Government incentives
The government is meanwhile incentivising the industry is numerous ways. As Guez explains, a major development from the 2024 Finance Act is a significant new tax credit to encourage investment in green industrial production, including batteries, solar panels, wind turbines, and heat pumps. The credit can cover as much as 20% to 45% of eligible investment costs, and it applies to equipment and machinery production.
These tax incentives help lower the net cost of equipment acquisitions, which in turn can boost leasing demand, since lessees often choose leasing to preserve cash while benefiting from tax breaks. “This aligns French policy with broader green growth strategies and it makes certain green investments more financially attractive,” he says.
Speculating about future regulatory changes, unsurprisingly perhaps Guez believes there will be more integration of environmental criteria.
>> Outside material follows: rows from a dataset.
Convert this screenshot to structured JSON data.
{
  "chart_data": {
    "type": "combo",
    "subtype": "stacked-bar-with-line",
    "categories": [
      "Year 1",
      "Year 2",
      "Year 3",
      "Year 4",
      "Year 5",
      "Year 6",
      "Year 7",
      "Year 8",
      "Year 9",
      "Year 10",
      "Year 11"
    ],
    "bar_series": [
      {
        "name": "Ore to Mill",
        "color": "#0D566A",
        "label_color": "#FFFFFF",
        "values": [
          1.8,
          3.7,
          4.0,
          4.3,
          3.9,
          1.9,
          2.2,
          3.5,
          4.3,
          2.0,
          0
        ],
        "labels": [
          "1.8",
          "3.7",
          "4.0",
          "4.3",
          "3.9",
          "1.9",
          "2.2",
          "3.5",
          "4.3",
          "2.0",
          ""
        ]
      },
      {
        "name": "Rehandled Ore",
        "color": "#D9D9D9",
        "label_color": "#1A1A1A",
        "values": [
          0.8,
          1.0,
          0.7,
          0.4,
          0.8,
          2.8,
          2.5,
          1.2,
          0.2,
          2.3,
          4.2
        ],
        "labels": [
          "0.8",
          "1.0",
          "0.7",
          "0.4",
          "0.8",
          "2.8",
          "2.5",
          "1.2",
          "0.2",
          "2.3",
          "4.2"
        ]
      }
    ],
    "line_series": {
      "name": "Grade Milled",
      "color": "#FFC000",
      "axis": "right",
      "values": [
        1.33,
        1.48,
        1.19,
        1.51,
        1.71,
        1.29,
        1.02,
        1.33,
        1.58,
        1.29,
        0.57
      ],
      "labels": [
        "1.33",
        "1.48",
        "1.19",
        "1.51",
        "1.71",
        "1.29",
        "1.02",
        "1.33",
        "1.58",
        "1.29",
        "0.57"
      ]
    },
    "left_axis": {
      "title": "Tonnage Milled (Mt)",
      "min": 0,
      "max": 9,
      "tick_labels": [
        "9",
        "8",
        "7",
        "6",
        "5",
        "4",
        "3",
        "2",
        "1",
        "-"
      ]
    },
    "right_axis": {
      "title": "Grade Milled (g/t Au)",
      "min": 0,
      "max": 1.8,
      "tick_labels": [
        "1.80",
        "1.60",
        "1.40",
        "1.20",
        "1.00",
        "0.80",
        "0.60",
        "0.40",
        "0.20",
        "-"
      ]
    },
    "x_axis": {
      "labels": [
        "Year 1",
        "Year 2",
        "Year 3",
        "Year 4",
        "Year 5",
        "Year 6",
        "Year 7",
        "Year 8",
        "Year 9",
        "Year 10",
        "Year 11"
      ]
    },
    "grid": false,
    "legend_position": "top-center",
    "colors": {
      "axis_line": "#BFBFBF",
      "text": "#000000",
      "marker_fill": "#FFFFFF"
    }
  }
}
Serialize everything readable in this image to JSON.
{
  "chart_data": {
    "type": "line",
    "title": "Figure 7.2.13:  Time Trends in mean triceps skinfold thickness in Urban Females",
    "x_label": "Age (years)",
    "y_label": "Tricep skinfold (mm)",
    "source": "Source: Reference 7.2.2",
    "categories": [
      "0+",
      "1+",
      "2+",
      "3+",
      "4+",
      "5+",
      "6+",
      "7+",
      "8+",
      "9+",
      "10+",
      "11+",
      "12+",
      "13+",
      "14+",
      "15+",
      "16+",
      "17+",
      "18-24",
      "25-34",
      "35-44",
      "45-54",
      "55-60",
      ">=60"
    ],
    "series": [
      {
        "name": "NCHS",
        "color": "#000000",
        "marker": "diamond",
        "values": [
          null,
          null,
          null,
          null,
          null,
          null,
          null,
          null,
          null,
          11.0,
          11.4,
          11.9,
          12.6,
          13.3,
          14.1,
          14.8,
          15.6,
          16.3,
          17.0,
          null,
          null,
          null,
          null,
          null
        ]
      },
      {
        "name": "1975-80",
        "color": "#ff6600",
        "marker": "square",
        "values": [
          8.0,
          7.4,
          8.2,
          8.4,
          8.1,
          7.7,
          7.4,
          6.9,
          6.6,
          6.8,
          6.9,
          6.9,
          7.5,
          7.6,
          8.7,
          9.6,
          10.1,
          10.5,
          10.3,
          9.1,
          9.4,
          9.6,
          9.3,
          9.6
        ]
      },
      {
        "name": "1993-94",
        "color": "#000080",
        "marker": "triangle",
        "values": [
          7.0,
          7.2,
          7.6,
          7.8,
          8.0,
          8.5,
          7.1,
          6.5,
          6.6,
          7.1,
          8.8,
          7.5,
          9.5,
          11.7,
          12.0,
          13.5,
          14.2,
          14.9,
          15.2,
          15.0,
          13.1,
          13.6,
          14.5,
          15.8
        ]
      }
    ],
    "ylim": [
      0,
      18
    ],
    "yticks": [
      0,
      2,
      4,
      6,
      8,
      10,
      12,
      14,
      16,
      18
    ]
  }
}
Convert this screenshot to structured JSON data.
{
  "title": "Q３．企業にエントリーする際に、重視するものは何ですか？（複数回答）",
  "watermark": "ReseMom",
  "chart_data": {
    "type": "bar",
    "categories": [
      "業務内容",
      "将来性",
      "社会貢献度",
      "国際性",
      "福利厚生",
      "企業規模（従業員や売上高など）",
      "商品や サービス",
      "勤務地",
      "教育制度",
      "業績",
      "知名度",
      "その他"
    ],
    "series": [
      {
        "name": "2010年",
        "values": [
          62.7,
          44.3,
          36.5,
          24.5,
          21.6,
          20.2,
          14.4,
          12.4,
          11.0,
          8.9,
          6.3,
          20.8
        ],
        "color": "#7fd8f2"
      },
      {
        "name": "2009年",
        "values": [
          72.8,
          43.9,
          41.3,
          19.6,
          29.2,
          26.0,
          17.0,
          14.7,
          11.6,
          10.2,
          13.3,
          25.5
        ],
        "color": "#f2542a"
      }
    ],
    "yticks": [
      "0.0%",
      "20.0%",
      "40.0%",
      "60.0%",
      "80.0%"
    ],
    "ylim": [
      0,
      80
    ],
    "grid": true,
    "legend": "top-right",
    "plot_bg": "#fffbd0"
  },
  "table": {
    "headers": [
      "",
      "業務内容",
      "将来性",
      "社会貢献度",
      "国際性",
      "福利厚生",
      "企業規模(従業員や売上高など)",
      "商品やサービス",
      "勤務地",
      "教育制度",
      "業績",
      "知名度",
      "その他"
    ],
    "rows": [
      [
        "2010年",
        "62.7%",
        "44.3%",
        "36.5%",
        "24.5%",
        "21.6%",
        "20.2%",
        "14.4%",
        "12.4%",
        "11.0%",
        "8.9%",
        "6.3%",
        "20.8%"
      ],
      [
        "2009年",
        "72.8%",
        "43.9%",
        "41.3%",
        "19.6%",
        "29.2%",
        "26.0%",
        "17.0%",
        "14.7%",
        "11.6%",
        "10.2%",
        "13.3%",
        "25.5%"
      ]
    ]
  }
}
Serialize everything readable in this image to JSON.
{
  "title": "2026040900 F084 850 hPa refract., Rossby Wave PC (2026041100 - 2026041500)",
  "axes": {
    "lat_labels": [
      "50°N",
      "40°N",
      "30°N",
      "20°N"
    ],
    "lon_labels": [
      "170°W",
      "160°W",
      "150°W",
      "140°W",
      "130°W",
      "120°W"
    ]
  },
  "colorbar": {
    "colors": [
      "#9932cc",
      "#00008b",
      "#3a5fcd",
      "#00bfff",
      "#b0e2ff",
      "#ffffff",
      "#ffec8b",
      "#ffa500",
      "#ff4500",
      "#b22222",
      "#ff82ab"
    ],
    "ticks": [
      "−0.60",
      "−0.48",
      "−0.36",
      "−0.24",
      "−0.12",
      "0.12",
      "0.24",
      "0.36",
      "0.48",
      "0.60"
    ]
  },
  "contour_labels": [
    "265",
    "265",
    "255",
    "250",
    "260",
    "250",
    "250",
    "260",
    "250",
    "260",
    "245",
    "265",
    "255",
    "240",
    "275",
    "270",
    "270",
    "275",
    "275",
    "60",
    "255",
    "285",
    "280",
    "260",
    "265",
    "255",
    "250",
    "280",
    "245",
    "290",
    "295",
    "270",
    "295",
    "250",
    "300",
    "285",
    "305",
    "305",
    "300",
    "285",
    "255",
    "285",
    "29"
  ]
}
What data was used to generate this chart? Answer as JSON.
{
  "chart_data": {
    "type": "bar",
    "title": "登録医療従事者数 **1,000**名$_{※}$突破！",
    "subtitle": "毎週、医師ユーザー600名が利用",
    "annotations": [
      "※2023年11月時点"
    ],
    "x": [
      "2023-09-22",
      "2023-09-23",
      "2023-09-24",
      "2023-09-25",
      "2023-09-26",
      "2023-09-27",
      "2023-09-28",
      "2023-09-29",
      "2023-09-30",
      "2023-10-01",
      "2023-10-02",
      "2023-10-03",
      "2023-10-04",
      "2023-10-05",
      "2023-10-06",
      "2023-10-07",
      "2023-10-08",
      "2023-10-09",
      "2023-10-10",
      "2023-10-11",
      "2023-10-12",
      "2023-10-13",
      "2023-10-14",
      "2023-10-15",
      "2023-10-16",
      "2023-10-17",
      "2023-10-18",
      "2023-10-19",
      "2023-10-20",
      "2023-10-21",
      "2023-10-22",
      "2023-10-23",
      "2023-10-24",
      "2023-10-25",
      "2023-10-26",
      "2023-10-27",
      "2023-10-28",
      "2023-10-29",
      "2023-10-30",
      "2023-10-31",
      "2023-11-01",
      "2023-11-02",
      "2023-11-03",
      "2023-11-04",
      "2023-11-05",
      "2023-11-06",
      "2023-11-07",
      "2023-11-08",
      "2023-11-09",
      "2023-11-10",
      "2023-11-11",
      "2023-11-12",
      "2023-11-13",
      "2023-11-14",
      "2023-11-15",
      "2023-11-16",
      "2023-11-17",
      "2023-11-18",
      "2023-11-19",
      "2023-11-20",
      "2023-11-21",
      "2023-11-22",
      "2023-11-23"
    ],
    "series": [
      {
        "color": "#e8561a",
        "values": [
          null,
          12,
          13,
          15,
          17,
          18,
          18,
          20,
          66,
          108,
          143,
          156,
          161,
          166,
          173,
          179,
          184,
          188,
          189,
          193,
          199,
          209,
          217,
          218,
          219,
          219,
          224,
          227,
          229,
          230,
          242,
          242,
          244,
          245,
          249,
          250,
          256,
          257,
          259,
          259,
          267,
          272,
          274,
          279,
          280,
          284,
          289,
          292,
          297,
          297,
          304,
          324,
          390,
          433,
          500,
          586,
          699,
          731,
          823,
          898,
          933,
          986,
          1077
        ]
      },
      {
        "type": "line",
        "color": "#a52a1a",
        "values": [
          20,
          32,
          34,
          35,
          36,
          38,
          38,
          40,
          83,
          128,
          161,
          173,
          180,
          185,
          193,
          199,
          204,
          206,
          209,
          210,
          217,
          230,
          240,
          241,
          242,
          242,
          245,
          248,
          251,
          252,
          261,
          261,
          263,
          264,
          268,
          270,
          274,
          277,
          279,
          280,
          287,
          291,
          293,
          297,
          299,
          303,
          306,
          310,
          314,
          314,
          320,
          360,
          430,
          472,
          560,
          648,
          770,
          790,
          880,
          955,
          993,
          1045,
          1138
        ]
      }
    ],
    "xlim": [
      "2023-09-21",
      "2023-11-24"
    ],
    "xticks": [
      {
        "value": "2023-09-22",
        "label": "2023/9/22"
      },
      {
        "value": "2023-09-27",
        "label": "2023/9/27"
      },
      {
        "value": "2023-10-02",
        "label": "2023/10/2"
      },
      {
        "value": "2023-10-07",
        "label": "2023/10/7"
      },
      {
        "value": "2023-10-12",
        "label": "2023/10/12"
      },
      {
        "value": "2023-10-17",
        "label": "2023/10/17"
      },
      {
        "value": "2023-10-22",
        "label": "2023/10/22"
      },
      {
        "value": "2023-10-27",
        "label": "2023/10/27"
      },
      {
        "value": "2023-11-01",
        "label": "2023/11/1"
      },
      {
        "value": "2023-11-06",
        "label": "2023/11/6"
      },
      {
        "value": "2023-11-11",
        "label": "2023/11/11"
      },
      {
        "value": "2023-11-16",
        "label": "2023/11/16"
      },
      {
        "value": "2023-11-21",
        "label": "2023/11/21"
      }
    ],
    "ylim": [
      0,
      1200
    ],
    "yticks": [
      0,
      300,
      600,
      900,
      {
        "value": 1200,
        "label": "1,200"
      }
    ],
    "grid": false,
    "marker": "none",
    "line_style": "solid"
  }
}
The country has been refining its tools, such as budget green reporting, tracking environmental impacts of spending and fiscal incentives as part of the budget process.
There are additionally potential stricter ESG disclosure requirements or impact measurement standards for financial institutions (banks and lessors), aligning with EU sustainable finance rules. “This could all lead to tighter environmental standards for what counts as green financing and more transparency/reporting obligations.”
Moreover, the broader environmental tax framework continues to move in the direction of the “polluter pays.” Although not specifically leasing-focused, this influences investment choices and the total lifecycle costs of equipment.
As for Acquis it will continue to offer insurance solutions that support its clients’ business objectives, whether it be through its Amplio point-of-sale solution, Supra, for protecting leased equipment, or Omnia, its “bundled” solution, ensuring full integrated protection.
It all goes to show that while France is in a difficult position, both politically and in terms of its macro-fiscal make-up there is still ample opportunity for innovative and agile players providing post-pandemic financing and insurance solutions.